- Se não penso em querer mais para mim?! É uma boa pergunta... Sinceramente, não penso muito nisso, como te disse, tenho o Dinis e o meu...
- Juliana! - gritou uma voz feminina vinda do corredor. - De quem é aquele carro que está ali fora? Estás com visitas?
A mulher aproximava-se cada vez mais.
- É a minha sogra - disse Juliana, desviando o olhar e baixando a cabeça, envergonhada. Começava a sentir-se tensa, muito tensa.
- Ex-sogra - corrigiu ele mais uma vez, erguendo o rosto dela com o dedo indicador direito, esboçando um sorriso de empatia.
A mulher de idade apresentou-se com um fato em tweed, em tons rosa, e o cabelo grisalho bem arranjado. Tinha um aspecto austero e impaciente.
- A tua companhia é um homem? O que é que fazes com um homem na casa do meu filho?
Juliana levantou-se do sofá. Tentou recompor-se da visita inesperada daquela mulher odiosa, respirando fundo, e apresentou o Rafael como colega de trabalho, esclarecendo a posição dele na empresa, sabendo de antemão que a sogra dava muita importância à posição profissional, ainda que nada fosse suficiente para os seus parâmetros, tal como sucedeu com o filho.
- Isso não me interessa tão-pouco, porque não me vais dizer que estás numa reunião de trabalho. Não me enganas, sua interesseira, não vou permitir que comeces a meter desconhecidos aqui na mesma casa onde o meu neto vive.
- Desculpe, mas acho que isso não lhe dá o direito de ofender a Juliana - avançou Rafael, que entretanto se colocou ao lado dela.
- Não o vou desculpar, até porque nem sequer lhe dei autorização para me dirigir a palavra - respondeu, com azedume.
- Esta mulher é doida! - exclamou rapidamente, virando-se para Juliana.
Finalmente, Juliana conseguiu reagir àquela troca de palavras e pediu que ele a acompanhasse até à porta.
- Já me esquecia que afinal havia um terceiro motivo - comentou ironicamente, mais para si própria. - Rafael, não tens que assistir a este drama todo que a minha sogra faz questão de fazer. Peço-te que vás embora agora.

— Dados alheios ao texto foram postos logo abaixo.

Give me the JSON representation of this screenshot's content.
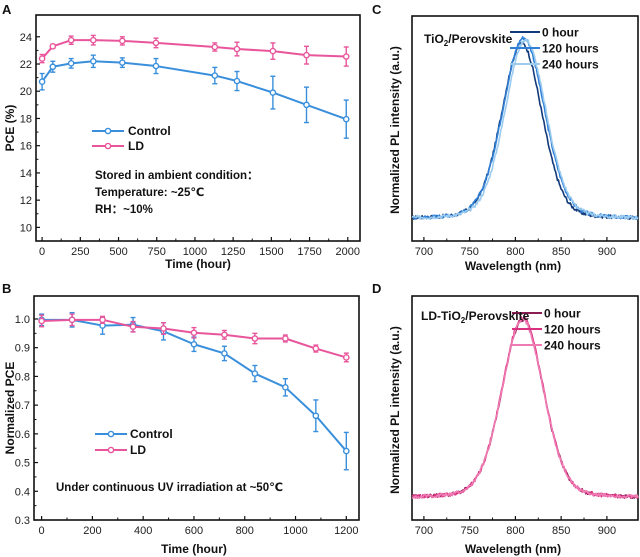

- Sim, tens razão. Não vale a pena perder a calma por causa desta senhora. Se precisares de alguma coisa, não hesites em me ligar, está bem?

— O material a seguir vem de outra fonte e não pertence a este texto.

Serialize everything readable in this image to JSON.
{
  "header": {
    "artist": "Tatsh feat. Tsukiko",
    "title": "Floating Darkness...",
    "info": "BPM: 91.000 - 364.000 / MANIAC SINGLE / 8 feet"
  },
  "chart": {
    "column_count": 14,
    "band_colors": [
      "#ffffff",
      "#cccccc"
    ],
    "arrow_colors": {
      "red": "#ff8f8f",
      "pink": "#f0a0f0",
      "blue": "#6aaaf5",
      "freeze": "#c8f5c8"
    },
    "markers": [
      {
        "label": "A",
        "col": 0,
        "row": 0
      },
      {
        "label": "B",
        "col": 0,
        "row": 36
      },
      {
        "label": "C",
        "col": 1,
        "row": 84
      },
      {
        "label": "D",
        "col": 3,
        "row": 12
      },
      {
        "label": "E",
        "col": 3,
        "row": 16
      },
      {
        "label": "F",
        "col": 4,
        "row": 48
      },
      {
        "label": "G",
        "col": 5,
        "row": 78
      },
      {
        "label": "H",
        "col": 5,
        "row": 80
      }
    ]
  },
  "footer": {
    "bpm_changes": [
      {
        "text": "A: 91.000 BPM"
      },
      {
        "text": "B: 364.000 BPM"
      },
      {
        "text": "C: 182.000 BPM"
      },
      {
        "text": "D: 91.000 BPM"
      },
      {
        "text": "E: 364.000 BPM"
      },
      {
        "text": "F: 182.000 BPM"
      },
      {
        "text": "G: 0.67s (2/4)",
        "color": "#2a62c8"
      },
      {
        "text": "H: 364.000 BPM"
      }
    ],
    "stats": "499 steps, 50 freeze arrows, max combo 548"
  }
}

Ele passou a mão pelo rosto dela, deslumbrado com a sua fragilidade. Costumava mostrar-se tão forte, decidida e independente...

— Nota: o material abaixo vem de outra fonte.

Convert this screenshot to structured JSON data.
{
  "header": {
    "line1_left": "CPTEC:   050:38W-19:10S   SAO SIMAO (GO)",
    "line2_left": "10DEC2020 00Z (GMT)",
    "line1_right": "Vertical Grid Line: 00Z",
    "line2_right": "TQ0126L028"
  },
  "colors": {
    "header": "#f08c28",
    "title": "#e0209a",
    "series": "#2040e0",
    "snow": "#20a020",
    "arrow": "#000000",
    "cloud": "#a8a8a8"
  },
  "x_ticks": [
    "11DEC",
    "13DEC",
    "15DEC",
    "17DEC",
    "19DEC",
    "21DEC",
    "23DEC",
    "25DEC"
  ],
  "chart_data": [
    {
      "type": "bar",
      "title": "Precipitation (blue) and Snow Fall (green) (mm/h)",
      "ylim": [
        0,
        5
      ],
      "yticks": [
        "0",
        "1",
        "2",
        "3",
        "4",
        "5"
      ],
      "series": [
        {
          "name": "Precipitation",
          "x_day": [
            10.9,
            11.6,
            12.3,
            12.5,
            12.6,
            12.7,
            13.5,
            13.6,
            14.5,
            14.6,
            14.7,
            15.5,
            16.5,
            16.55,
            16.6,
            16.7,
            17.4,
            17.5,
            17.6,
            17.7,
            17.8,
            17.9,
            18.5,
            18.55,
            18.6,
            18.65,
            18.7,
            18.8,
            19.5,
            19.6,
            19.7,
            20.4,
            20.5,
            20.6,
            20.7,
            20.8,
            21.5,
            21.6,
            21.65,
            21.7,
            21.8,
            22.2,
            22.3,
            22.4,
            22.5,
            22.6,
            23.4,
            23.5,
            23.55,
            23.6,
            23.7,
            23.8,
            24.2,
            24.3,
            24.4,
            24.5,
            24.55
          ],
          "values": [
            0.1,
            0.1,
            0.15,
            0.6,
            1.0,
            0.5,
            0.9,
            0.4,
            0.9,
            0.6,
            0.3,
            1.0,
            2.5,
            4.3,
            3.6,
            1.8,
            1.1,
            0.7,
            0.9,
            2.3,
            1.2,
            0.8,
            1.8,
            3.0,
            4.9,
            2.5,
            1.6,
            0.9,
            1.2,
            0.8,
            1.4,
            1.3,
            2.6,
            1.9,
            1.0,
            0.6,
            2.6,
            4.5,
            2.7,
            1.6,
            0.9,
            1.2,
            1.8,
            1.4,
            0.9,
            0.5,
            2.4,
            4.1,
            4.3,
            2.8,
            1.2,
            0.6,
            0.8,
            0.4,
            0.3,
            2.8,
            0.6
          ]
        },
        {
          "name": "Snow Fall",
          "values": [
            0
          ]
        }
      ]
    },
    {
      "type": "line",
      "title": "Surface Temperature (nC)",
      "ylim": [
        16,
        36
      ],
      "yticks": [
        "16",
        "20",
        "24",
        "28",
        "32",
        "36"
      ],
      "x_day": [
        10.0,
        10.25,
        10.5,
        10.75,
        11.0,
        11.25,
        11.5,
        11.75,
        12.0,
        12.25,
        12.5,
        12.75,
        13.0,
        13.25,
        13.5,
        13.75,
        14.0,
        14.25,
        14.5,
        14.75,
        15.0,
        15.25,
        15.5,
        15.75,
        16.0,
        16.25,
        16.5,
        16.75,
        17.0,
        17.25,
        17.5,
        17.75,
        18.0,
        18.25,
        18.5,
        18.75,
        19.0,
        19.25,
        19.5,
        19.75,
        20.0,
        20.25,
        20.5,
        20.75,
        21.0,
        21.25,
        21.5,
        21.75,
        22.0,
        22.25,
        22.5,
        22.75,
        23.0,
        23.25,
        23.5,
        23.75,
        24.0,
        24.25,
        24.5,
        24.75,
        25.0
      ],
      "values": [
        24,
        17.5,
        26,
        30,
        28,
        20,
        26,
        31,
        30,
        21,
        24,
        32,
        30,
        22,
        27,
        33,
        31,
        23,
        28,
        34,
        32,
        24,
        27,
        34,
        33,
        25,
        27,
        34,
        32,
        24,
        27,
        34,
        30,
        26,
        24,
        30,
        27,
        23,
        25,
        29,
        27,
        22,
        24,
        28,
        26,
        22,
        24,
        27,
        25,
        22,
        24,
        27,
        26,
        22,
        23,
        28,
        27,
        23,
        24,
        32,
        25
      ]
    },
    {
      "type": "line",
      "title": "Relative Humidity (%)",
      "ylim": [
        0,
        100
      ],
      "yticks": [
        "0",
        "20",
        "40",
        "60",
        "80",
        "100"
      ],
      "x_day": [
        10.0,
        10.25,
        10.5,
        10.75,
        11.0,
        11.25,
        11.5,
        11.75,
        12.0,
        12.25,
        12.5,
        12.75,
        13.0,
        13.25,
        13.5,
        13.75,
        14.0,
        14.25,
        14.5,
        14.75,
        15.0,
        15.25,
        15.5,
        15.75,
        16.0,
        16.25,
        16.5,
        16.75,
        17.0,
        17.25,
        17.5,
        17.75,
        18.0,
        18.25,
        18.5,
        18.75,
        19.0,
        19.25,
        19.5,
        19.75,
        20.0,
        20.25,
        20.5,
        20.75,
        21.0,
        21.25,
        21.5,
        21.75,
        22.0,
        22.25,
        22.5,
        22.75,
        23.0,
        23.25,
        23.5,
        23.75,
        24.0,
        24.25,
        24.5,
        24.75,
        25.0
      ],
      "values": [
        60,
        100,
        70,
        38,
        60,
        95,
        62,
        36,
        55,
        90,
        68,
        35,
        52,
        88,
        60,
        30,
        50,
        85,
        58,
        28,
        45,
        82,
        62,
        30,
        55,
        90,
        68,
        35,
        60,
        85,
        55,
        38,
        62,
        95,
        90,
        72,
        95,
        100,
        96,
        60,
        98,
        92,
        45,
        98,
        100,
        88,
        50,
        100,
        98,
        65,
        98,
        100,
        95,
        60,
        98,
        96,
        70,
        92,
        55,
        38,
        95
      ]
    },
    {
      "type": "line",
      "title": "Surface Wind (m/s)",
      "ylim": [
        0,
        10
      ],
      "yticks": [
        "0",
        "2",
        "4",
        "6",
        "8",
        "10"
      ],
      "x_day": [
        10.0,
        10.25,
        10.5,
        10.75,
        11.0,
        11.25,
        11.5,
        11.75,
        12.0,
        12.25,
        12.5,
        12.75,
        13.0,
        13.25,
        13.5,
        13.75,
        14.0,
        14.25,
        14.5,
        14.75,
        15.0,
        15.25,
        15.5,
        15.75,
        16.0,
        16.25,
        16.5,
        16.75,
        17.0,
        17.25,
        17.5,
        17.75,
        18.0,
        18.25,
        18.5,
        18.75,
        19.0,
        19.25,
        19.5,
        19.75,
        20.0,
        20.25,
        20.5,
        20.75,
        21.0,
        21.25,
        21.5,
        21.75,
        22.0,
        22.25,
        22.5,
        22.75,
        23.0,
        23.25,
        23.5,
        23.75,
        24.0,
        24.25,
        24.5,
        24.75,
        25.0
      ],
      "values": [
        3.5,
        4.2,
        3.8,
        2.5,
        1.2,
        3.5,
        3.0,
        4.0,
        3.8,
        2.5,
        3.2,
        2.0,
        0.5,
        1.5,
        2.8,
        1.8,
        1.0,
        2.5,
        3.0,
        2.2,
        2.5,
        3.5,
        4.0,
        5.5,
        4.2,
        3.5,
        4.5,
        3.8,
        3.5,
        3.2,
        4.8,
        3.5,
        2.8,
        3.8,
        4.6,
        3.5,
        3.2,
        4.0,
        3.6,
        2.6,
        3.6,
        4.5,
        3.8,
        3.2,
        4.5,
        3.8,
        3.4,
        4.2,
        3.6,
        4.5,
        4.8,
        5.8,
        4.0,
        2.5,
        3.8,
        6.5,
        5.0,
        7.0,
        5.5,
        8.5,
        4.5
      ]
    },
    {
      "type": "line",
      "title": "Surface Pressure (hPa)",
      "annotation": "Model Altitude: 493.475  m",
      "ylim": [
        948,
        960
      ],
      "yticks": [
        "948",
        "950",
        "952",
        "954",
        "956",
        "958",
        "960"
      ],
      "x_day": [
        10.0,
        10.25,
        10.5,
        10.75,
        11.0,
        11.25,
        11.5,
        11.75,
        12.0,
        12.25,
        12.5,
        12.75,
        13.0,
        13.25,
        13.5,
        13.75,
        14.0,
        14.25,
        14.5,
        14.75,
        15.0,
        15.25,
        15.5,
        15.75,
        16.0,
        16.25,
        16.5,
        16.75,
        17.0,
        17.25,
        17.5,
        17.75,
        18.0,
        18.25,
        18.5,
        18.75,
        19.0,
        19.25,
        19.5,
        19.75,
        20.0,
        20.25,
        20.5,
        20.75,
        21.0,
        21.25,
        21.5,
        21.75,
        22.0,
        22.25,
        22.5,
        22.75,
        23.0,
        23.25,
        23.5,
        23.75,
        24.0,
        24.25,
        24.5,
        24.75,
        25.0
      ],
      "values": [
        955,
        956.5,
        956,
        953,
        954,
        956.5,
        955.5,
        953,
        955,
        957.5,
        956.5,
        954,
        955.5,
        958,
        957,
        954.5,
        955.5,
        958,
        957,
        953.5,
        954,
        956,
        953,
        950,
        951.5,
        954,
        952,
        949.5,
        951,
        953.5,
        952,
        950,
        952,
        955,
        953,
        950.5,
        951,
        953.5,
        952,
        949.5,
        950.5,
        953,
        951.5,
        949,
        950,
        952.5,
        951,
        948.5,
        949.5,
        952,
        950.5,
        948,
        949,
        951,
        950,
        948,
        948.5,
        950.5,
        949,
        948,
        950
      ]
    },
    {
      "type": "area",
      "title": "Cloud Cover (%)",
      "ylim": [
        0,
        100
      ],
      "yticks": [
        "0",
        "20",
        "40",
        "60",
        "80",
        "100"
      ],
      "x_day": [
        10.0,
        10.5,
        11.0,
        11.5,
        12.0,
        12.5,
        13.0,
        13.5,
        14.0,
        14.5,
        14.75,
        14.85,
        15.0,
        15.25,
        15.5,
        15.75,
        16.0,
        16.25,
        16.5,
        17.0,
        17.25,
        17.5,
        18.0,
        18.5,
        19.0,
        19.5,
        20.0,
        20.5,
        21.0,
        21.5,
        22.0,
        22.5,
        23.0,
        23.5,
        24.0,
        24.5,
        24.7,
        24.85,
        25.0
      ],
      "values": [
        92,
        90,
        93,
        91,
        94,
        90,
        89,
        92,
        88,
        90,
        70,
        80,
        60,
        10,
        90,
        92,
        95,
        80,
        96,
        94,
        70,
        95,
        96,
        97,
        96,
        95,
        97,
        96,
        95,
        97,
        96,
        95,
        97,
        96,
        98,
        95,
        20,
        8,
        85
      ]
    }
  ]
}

Ela afastou-se, incomodada pelo acto carinhoso e bondoso dele.
- Se te perderes ao sair daqui, telefona-me, mas acho que não vai ser necessário se seguires as minhas instruções. Agora vai- te embora.
Entrou em casa e fechou a porta atrás de si. Moveu por várias vezes os ombros no sentido vertical, para tentar diminuir a tensão, mas só havia uma solução: respirar fundo e enfrentar o monstro que tinha na sala, com a mesma tenacidade com que enfrentava os colegas de trabalho e a vida.